Consequently, the recent trend in the management of these patients has targeted near complete excision of the tumor with conservation of cranial nerve function, reserving reoperation or adjuvant treatments with radiotherapy or radiosurgery for recurrence. Based on our data, we can argue that preservation of cranial function is more important for satisfactory patient outcomes, as extent of resection is not as strongly correlated to recurrence as previously thought. In addition, the finding of cavernous sinus invasion should be considered a risk to postoperatively ocular motor morbidity, independent of the intention of extent of resection. Consideration of ocular motor morbidity must always be a priority when treating these patients surgically because even in cases where surgical intervention has been contraindicated (e.g., due to advance age), these patients survive for a rather lengthy period of time, from 5 to 22 years, but a major disability is the loss of normal eye movement.18

There are several studies in the literature that focus on visual acuity outcome of patients undergoing surgical intervention for sphenoid ridge meningioma, and surgical measures taken to avoid this significant morbidity. For instance, one study done by Lee et al42 demonstrated that extradural bony decompression of the superior orbital fissure, optic canal and anterior followed by sectioning of the falciform ligament, all before tumor resection produced an improvement in preoperative vision in 75% of the patients. Another study conducted by Russell et al30 adds that although minimizing the indirect compression of optic nerve by releasing it from against the falciform ligament during tumor resection attributes to good visual outcome, but careful surgical manipulation and strict preservation of all vessels feeding the optic structures is equally if not more germane to positive visual outcome. An investigation into decompression and minimizing disruption of the cavernous sinus and the ocular motor cranial nerves would be as useful information as those stated above, which focus primarily on the optic nerve manipulation.

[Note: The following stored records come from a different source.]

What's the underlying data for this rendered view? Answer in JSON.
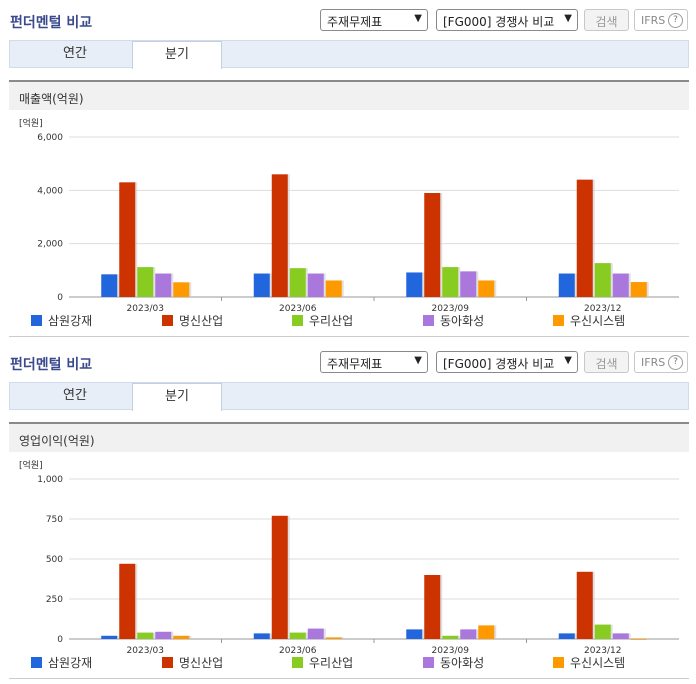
{
  "panels": [
    {
      "title": "펀더멘털 비교",
      "select1": "주재무제표",
      "select2": "[FG000] 경쟁사 비교",
      "search_label": "검색",
      "ifrs_label": "IFRS",
      "help_glyph": "?",
      "tabs": [
        {
          "label": "연간"
        },
        {
          "label": "분기"
        }
      ],
      "active_tab": "분기",
      "section_title": "매출액(억원)"
    },
    {
      "title": "펀더멘털 비교",
      "select1": "주재무제표",
      "select2": "[FG000] 경쟁사 비교",
      "search_label": "검색",
      "ifrs_label": "IFRS",
      "help_glyph": "?",
      "tabs": [
        {
          "label": "연간"
        },
        {
          "label": "분기"
        }
      ],
      "active_tab": "분기",
      "section_title": "영업이익(억원)"
    }
  ],
  "chart_data": [
    {
      "type": "bar",
      "unit_label": "[억원]",
      "categories": [
        "2023/03",
        "2023/06",
        "2023/09",
        "2023/12"
      ],
      "ylim": [
        0,
        6000
      ],
      "yticks": [
        0,
        2000,
        4000,
        6000
      ],
      "ytick_labels": [
        "0",
        "2,000",
        "4,000",
        "6,000"
      ],
      "legend_position": "bottom",
      "series": [
        {
          "name": "삼원강재",
          "color": "#2266dd",
          "values": [
            850,
            880,
            920,
            880
          ]
        },
        {
          "name": "명신산업",
          "color": "#cc3300",
          "values": [
            4300,
            4600,
            3900,
            4400
          ]
        },
        {
          "name": "우리산업",
          "color": "#88cc22",
          "values": [
            1120,
            1080,
            1120,
            1270
          ]
        },
        {
          "name": "동아화성",
          "color": "#aa77dd",
          "values": [
            880,
            880,
            960,
            880
          ]
        },
        {
          "name": "우신시스템",
          "color": "#ff9900",
          "values": [
            550,
            620,
            620,
            560
          ]
        }
      ]
    },
    {
      "type": "bar",
      "unit_label": "[억원]",
      "categories": [
        "2023/03",
        "2023/06",
        "2023/09",
        "2023/12"
      ],
      "ylim": [
        0,
        1000
      ],
      "yticks": [
        0,
        250,
        500,
        750,
        1000
      ],
      "ytick_labels": [
        "0",
        "250",
        "500",
        "750",
        "1,000"
      ],
      "legend_position": "bottom",
      "series": [
        {
          "name": "삼원강재",
          "color": "#2266dd",
          "values": [
            20,
            35,
            60,
            35
          ]
        },
        {
          "name": "명신산업",
          "color": "#cc3300",
          "values": [
            470,
            770,
            400,
            420
          ]
        },
        {
          "name": "우리산업",
          "color": "#88cc22",
          "values": [
            40,
            40,
            20,
            90
          ]
        },
        {
          "name": "동아화성",
          "color": "#aa77dd",
          "values": [
            45,
            65,
            60,
            35
          ]
        },
        {
          "name": "우신시스템",
          "color": "#ff9900",
          "values": [
            20,
            10,
            85,
            -5
          ]
        }
      ]
    }
  ]
}
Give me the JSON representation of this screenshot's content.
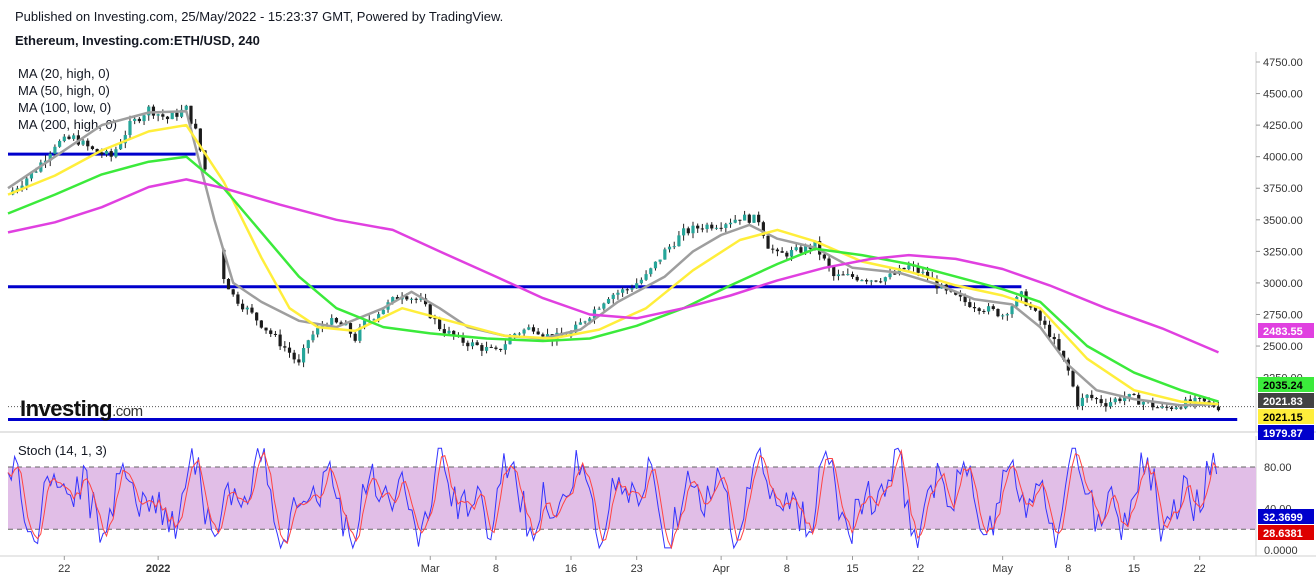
{
  "header": {
    "published": "Published on Investing.com, 25/May/2022 - 15:23:37 GMT, Powered by TradingView.",
    "symbol": "Ethereum, Investing.com:ETH/USD, 240"
  },
  "indicators": {
    "ma": [
      {
        "label": "MA (20, high, 0)",
        "color": "#9e9e9e"
      },
      {
        "label": "MA (50, high, 0)",
        "color": "#ffee3b"
      },
      {
        "label": "MA (100, low, 0)",
        "color": "#3bea3b"
      },
      {
        "label": "MA (200, high, 0)",
        "color": "#e040e0"
      }
    ],
    "stoch_label": "Stoch (14, 1, 3)"
  },
  "logo": {
    "brand": "Investing",
    "suffix": ".com"
  },
  "colors": {
    "up": "#26a69a",
    "down": "#ef5350",
    "candle_body_dark": "#1b1b1b",
    "support_line": "#0000cc",
    "stoch_fill": "#e1bee7",
    "stoch_k": "#3333ff",
    "stoch_d": "#ff4444"
  },
  "chart_data": [
    {
      "type": "candlestick",
      "title": "Ethereum, Investing.com:ETH/USD, 240",
      "ylim": [
        1930,
        4800
      ],
      "y_ticks": [
        "4750.00",
        "4500.00",
        "4250.00",
        "4000.00",
        "3750.00",
        "3500.00",
        "3250.00",
        "3000.00",
        "2750.00",
        "2500.00",
        "2250.00"
      ],
      "y_tick_values": [
        4750,
        4500,
        4250,
        4000,
        3750,
        3500,
        3250,
        3000,
        2750,
        2500,
        2250
      ],
      "x_ticks": [
        "22",
        "2022",
        "Mar",
        "8",
        "16",
        "23",
        "Apr",
        "8",
        "15",
        "22",
        "May",
        "8",
        "15",
        "22"
      ],
      "x_tick_days": [
        -39,
        -29,
        0,
        7,
        15,
        22,
        31,
        38,
        45,
        52,
        61,
        68,
        75,
        82
      ],
      "close_points": [
        [
          -45,
          3700
        ],
        [
          -42,
          3900
        ],
        [
          -40,
          4100
        ],
        [
          -38,
          4150
        ],
        [
          -36,
          4050
        ],
        [
          -34,
          4000
        ],
        [
          -32,
          4250
        ],
        [
          -30,
          4380
        ],
        [
          -28,
          4300
        ],
        [
          -26,
          4380
        ],
        [
          -25,
          4200
        ],
        [
          -24,
          3900
        ],
        [
          -22,
          3050
        ],
        [
          -21,
          2900
        ],
        [
          -19,
          2750
        ],
        [
          -17,
          2600
        ],
        [
          -15,
          2450
        ],
        [
          -14,
          2350
        ],
        [
          -13,
          2550
        ],
        [
          -11,
          2700
        ],
        [
          -9,
          2650
        ],
        [
          -8,
          2560
        ],
        [
          -7,
          2680
        ],
        [
          -5,
          2800
        ],
        [
          -3,
          2920
        ],
        [
          -1,
          2850
        ],
        [
          1,
          2650
        ],
        [
          3,
          2550
        ],
        [
          5,
          2500
        ],
        [
          7,
          2450
        ],
        [
          9,
          2600
        ],
        [
          11,
          2650
        ],
        [
          13,
          2560
        ],
        [
          15,
          2600
        ],
        [
          17,
          2750
        ],
        [
          19,
          2900
        ],
        [
          21,
          2950
        ],
        [
          23,
          3050
        ],
        [
          25,
          3250
        ],
        [
          27,
          3400
        ],
        [
          29,
          3450
        ],
        [
          31,
          3470
        ],
        [
          33,
          3520
        ],
        [
          35,
          3500
        ],
        [
          36,
          3300
        ],
        [
          37,
          3220
        ],
        [
          39,
          3250
        ],
        [
          41,
          3300
        ],
        [
          43,
          3050
        ],
        [
          45,
          3050
        ],
        [
          47,
          3030
        ],
        [
          49,
          3050
        ],
        [
          51,
          3130
        ],
        [
          53,
          3050
        ],
        [
          55,
          2920
        ],
        [
          57,
          2850
        ],
        [
          59,
          2800
        ],
        [
          61,
          2750
        ],
        [
          63,
          2900
        ],
        [
          65,
          2700
        ],
        [
          66,
          2600
        ],
        [
          67,
          2450
        ],
        [
          68,
          2300
        ],
        [
          69,
          2050
        ],
        [
          70,
          2100
        ],
        [
          72,
          2050
        ],
        [
          74,
          2100
        ],
        [
          76,
          2060
        ],
        [
          78,
          2000
        ],
        [
          80,
          2040
        ],
        [
          82,
          2060
        ],
        [
          84,
          2020
        ]
      ],
      "moving_averages": [
        {
          "name": "MA (20, high, 0)",
          "points": [
            [
              -45,
              3750
            ],
            [
              -40,
              4000
            ],
            [
              -35,
              4250
            ],
            [
              -30,
              4350
            ],
            [
              -26,
              4360
            ],
            [
              -23,
              3500
            ],
            [
              -21,
              3000
            ],
            [
              -18,
              2850
            ],
            [
              -14,
              2700
            ],
            [
              -10,
              2650
            ],
            [
              -5,
              2800
            ],
            [
              -2,
              2930
            ],
            [
              1,
              2800
            ],
            [
              4,
              2650
            ],
            [
              8,
              2580
            ],
            [
              12,
              2560
            ],
            [
              16,
              2630
            ],
            [
              20,
              2850
            ],
            [
              25,
              3050
            ],
            [
              28,
              3250
            ],
            [
              31,
              3380
            ],
            [
              34,
              3460
            ],
            [
              37,
              3350
            ],
            [
              41,
              3280
            ],
            [
              45,
              3120
            ],
            [
              50,
              3080
            ],
            [
              54,
              2990
            ],
            [
              58,
              2870
            ],
            [
              62,
              2830
            ],
            [
              65,
              2650
            ],
            [
              68,
              2350
            ],
            [
              71,
              2150
            ],
            [
              75,
              2080
            ],
            [
              80,
              2030
            ],
            [
              84,
              2040
            ]
          ]
        },
        {
          "name": "MA (50, high, 0)",
          "points": [
            [
              -45,
              3700
            ],
            [
              -40,
              3850
            ],
            [
              -35,
              4050
            ],
            [
              -30,
              4200
            ],
            [
              -26,
              4250
            ],
            [
              -22,
              3800
            ],
            [
              -18,
              3200
            ],
            [
              -15,
              2800
            ],
            [
              -12,
              2650
            ],
            [
              -8,
              2620
            ],
            [
              -3,
              2800
            ],
            [
              2,
              2700
            ],
            [
              8,
              2580
            ],
            [
              13,
              2560
            ],
            [
              18,
              2630
            ],
            [
              23,
              2800
            ],
            [
              28,
              3100
            ],
            [
              33,
              3340
            ],
            [
              37,
              3420
            ],
            [
              41,
              3330
            ],
            [
              46,
              3170
            ],
            [
              51,
              3090
            ],
            [
              56,
              2980
            ],
            [
              61,
              2900
            ],
            [
              65,
              2800
            ],
            [
              70,
              2400
            ],
            [
              75,
              2150
            ],
            [
              80,
              2060
            ],
            [
              84,
              2040
            ]
          ]
        },
        {
          "name": "MA (100, low, 0)",
          "points": [
            [
              -45,
              3550
            ],
            [
              -40,
              3700
            ],
            [
              -35,
              3860
            ],
            [
              -30,
              3960
            ],
            [
              -26,
              4000
            ],
            [
              -22,
              3750
            ],
            [
              -18,
              3400
            ],
            [
              -14,
              3050
            ],
            [
              -10,
              2800
            ],
            [
              -5,
              2650
            ],
            [
              0,
              2600
            ],
            [
              6,
              2560
            ],
            [
              12,
              2540
            ],
            [
              17,
              2560
            ],
            [
              22,
              2660
            ],
            [
              27,
              2800
            ],
            [
              32,
              2980
            ],
            [
              37,
              3150
            ],
            [
              41,
              3270
            ],
            [
              46,
              3220
            ],
            [
              51,
              3150
            ],
            [
              56,
              3050
            ],
            [
              61,
              2950
            ],
            [
              65,
              2850
            ],
            [
              70,
              2500
            ],
            [
              75,
              2290
            ],
            [
              80,
              2150
            ],
            [
              84,
              2060
            ]
          ]
        },
        {
          "name": "MA (200, high, 0)",
          "points": [
            [
              -45,
              3400
            ],
            [
              -40,
              3480
            ],
            [
              -35,
              3600
            ],
            [
              -30,
              3760
            ],
            [
              -26,
              3820
            ],
            [
              -22,
              3750
            ],
            [
              -16,
              3620
            ],
            [
              -10,
              3500
            ],
            [
              -4,
              3420
            ],
            [
              1,
              3250
            ],
            [
              7,
              3050
            ],
            [
              12,
              2880
            ],
            [
              17,
              2750
            ],
            [
              22,
              2720
            ],
            [
              27,
              2800
            ],
            [
              32,
              2900
            ],
            [
              37,
              3020
            ],
            [
              42,
              3120
            ],
            [
              47,
              3190
            ],
            [
              51,
              3220
            ],
            [
              56,
              3190
            ],
            [
              61,
              3110
            ],
            [
              66,
              2980
            ],
            [
              72,
              2800
            ],
            [
              78,
              2640
            ],
            [
              84,
              2450
            ]
          ]
        }
      ],
      "support_lines": [
        {
          "y": 4020,
          "x_range": [
            -45,
            -25
          ]
        },
        {
          "y": 2970,
          "x_range": [
            -45,
            63
          ]
        },
        {
          "y": 1918,
          "x_range": [
            -45,
            86
          ]
        }
      ],
      "price_labels": [
        {
          "value": "2483.55",
          "bg": "#e040e0",
          "fg": "#ffffff"
        },
        {
          "value": "2035.24",
          "bg": "#3bea3b",
          "fg": "#000000"
        },
        {
          "value": "2021.83",
          "bg": "#424242",
          "fg": "#ffffff"
        },
        {
          "value": "2021.15",
          "bg": "#ffee3b",
          "fg": "#000000"
        },
        {
          "value": "1979.87",
          "bg": "#0000cc",
          "fg": "#ffffff"
        }
      ]
    },
    {
      "type": "line",
      "title": "Stoch (14, 1, 3)",
      "ylim": [
        0,
        100
      ],
      "y_ticks": [
        "80.00",
        "40.00",
        "0.0000"
      ],
      "y_tick_values": [
        80,
        40,
        0
      ],
      "band": [
        20,
        80
      ],
      "k_last": "32.3699",
      "d_last": "28.6381",
      "k_color": "#3333ff",
      "d_color": "#ff4444"
    }
  ]
}
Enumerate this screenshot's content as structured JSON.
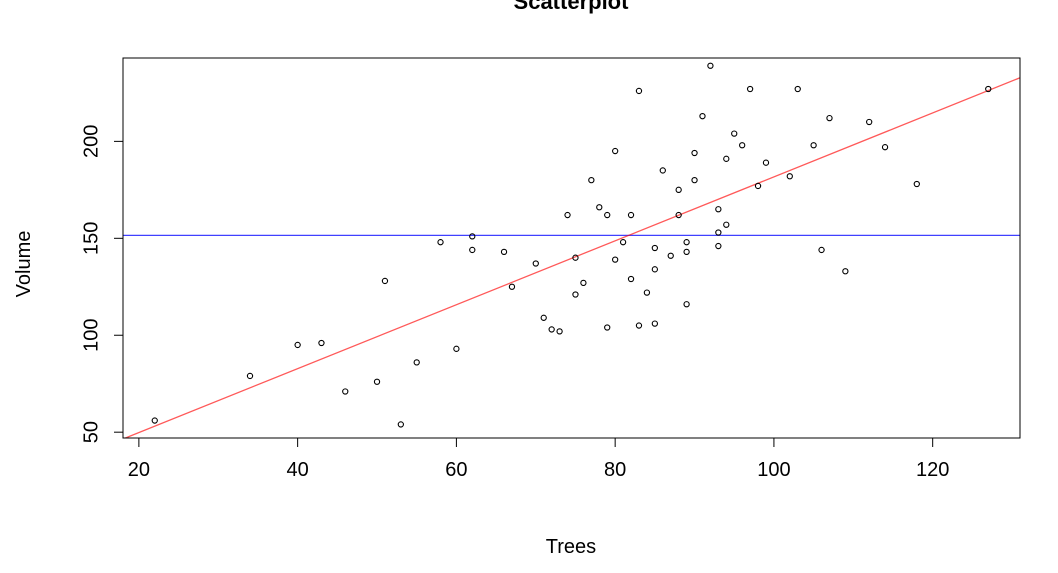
{
  "chart_data": {
    "type": "scatter",
    "title": "Scatterplot",
    "xlabel": "Trees",
    "ylabel": "Volume",
    "xlim": [
      18,
      131
    ],
    "ylim": [
      47,
      243
    ],
    "xticks": [
      20,
      40,
      60,
      80,
      100,
      120
    ],
    "yticks": [
      50,
      100,
      150,
      200
    ],
    "grid": false,
    "colors": {
      "points": "#000000",
      "regression_line": "#ff0000",
      "mean_line": "#0000ff"
    },
    "series": [
      {
        "x": [
          22,
          34,
          40,
          43,
          46,
          50,
          51,
          53,
          55,
          58,
          60,
          62,
          62,
          66,
          67,
          70,
          71,
          72,
          73,
          74,
          75,
          75,
          76,
          77,
          78,
          79,
          79,
          80,
          80,
          81,
          82,
          82,
          83,
          83,
          84,
          85,
          85,
          85,
          86,
          87,
          88,
          88,
          89,
          89,
          89,
          90,
          90,
          91,
          92,
          93,
          93,
          93,
          94,
          94,
          95,
          96,
          97,
          98,
          99,
          102,
          103,
          105,
          106,
          107,
          109,
          112,
          114,
          118,
          127
        ],
        "y": [
          56,
          79,
          95,
          96,
          71,
          76,
          128,
          54,
          86,
          148,
          93,
          151,
          144,
          143,
          125,
          137,
          109,
          103,
          102,
          162,
          121,
          140,
          127,
          180,
          166,
          104,
          162,
          195,
          139,
          148,
          162,
          129,
          226,
          105,
          122,
          145,
          106,
          134,
          185,
          141,
          175,
          162,
          148,
          143,
          116,
          194,
          180,
          213,
          239,
          165,
          153,
          146,
          191,
          157,
          204,
          198,
          227,
          177,
          189,
          182,
          227,
          198,
          144,
          212,
          133,
          210,
          197,
          178,
          227
        ]
      }
    ],
    "mean_line": {
      "y": 151.5
    },
    "regression_line": {
      "x": [
        18,
        131
      ],
      "y": [
        46.5,
        232.8
      ]
    }
  }
}
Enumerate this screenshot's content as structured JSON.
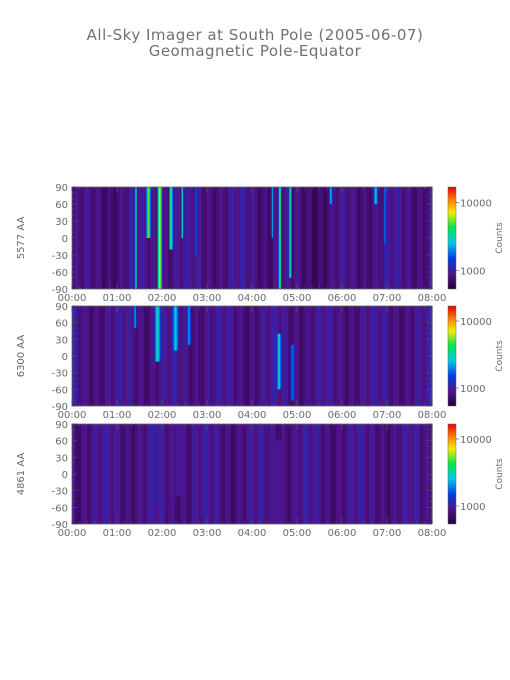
{
  "title": "All-Sky Imager at South Pole (2005-06-07)",
  "subtitle": "Geomagnetic Pole-Equator",
  "colorbar_label": "Counts",
  "chart_data": [
    {
      "type": "heatmap",
      "ylabel": "5577 AA",
      "x_ticks": [
        "00:00",
        "01:00",
        "02:00",
        "03:00",
        "04:00",
        "05:00",
        "06:00",
        "07:00",
        "08:00"
      ],
      "xlim": [
        "00:00",
        "08:00"
      ],
      "y_ticks": [
        90,
        60,
        30,
        0,
        -30,
        -60,
        -90
      ],
      "ylim": [
        -90,
        90
      ],
      "colorbar_ticks": [
        "10000",
        "1000"
      ],
      "colorbar_scale": "log",
      "activity": [
        {
          "center_hours": 1.42,
          "width_hours": 0.05,
          "lat_min": -90,
          "lat_max": 90,
          "level": 0.6
        },
        {
          "center_hours": 1.7,
          "width_hours": 0.12,
          "lat_min": 0,
          "lat_max": 90,
          "level": 0.75
        },
        {
          "center_hours": 1.95,
          "width_hours": 0.12,
          "lat_min": -90,
          "lat_max": 90,
          "level": 0.85
        },
        {
          "center_hours": 2.2,
          "width_hours": 0.1,
          "lat_min": -20,
          "lat_max": 90,
          "level": 0.7
        },
        {
          "center_hours": 2.45,
          "width_hours": 0.06,
          "lat_min": 0,
          "lat_max": 90,
          "level": 0.55
        },
        {
          "center_hours": 2.75,
          "width_hours": 0.06,
          "lat_min": -30,
          "lat_max": 90,
          "level": 0.35
        },
        {
          "center_hours": 4.45,
          "width_hours": 0.05,
          "lat_min": 0,
          "lat_max": 90,
          "level": 0.45
        },
        {
          "center_hours": 4.62,
          "width_hours": 0.07,
          "lat_min": -90,
          "lat_max": 90,
          "level": 0.7
        },
        {
          "center_hours": 4.85,
          "width_hours": 0.08,
          "lat_min": -70,
          "lat_max": 90,
          "level": 0.6
        },
        {
          "center_hours": 5.75,
          "width_hours": 0.08,
          "lat_min": 60,
          "lat_max": 90,
          "level": 0.5
        },
        {
          "center_hours": 6.75,
          "width_hours": 0.1,
          "lat_min": 60,
          "lat_max": 90,
          "level": 0.55
        },
        {
          "center_hours": 6.95,
          "width_hours": 0.05,
          "lat_min": -10,
          "lat_max": 90,
          "level": 0.4
        }
      ]
    },
    {
      "type": "heatmap",
      "ylabel": "6300 AA",
      "x_ticks": [
        "00:00",
        "01:00",
        "02:00",
        "03:00",
        "04:00",
        "05:00",
        "06:00",
        "07:00",
        "08:00"
      ],
      "xlim": [
        "00:00",
        "08:00"
      ],
      "y_ticks": [
        90,
        60,
        30,
        0,
        -30,
        -60,
        -90
      ],
      "ylim": [
        -90,
        90
      ],
      "colorbar_ticks": [
        "10000",
        "1000"
      ],
      "colorbar_scale": "log",
      "activity": [
        {
          "center_hours": 1.4,
          "width_hours": 0.08,
          "lat_min": 50,
          "lat_max": 90,
          "level": 0.45
        },
        {
          "center_hours": 1.9,
          "width_hours": 0.15,
          "lat_min": -10,
          "lat_max": 90,
          "level": 0.6
        },
        {
          "center_hours": 2.3,
          "width_hours": 0.15,
          "lat_min": 10,
          "lat_max": 90,
          "level": 0.55
        },
        {
          "center_hours": 2.6,
          "width_hours": 0.1,
          "lat_min": 20,
          "lat_max": 90,
          "level": 0.45
        },
        {
          "center_hours": 4.6,
          "width_hours": 0.12,
          "lat_min": -60,
          "lat_max": 40,
          "level": 0.55
        },
        {
          "center_hours": 4.9,
          "width_hours": 0.1,
          "lat_min": -80,
          "lat_max": 20,
          "level": 0.4
        }
      ]
    },
    {
      "type": "heatmap",
      "ylabel": "4861 AA",
      "x_ticks": [
        "00:00",
        "01:00",
        "02:00",
        "03:00",
        "04:00",
        "05:00",
        "06:00",
        "07:00",
        "08:00"
      ],
      "xlim": [
        "00:00",
        "08:00"
      ],
      "y_ticks": [
        90,
        60,
        30,
        0,
        -30,
        -60,
        -90
      ],
      "ylim": [
        -90,
        90
      ],
      "colorbar_ticks": [
        "10000",
        "1000"
      ],
      "colorbar_scale": "log",
      "activity": [
        {
          "center_hours": 1.9,
          "width_hours": 0.2,
          "lat_min": -60,
          "lat_max": 90,
          "level": 0.18
        },
        {
          "center_hours": 2.4,
          "width_hours": 0.2,
          "lat_min": -40,
          "lat_max": 90,
          "level": 0.15
        },
        {
          "center_hours": 4.6,
          "width_hours": 0.15,
          "lat_min": -90,
          "lat_max": 60,
          "level": 0.15
        }
      ]
    }
  ]
}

In conclusion, complete excision of sphenoid ridge meningiomas is always recommended whenever possible although tumor progression and/or recurrence rates and morbidity may not be as strongly correlated to the extent of resection as initially thought. In ideal patients without tumor invasion of the cavernous sinus, morbidity risks are lower and therefore more aggressive attempt at resection may be warranted. However, there is only a moderate increase in tumor control rates in patients who underwent complete versus incomplete resection or with patients who had cavernous sinus invasion or not. The differences were not significantly different. Cranial nerve morbidity was highly correlated with cavernous sinus invasion despite extent of resection. Therefore, preoperative disclosure of these morbidities should be discussed with the patient prior to surgical resection.


This work was supported by grants from the Howard Hughes Medical Institute (GK, AK) and the Reza and Georgianna Khatib Endowed Chair in Skull Base Tumor Surgery (ATP). Dr. McDermott receives support from the Robert & Ruth Halperin Chair in Meningioma Research. The authors declare that they have no financial interest in any companies that make products related to this research.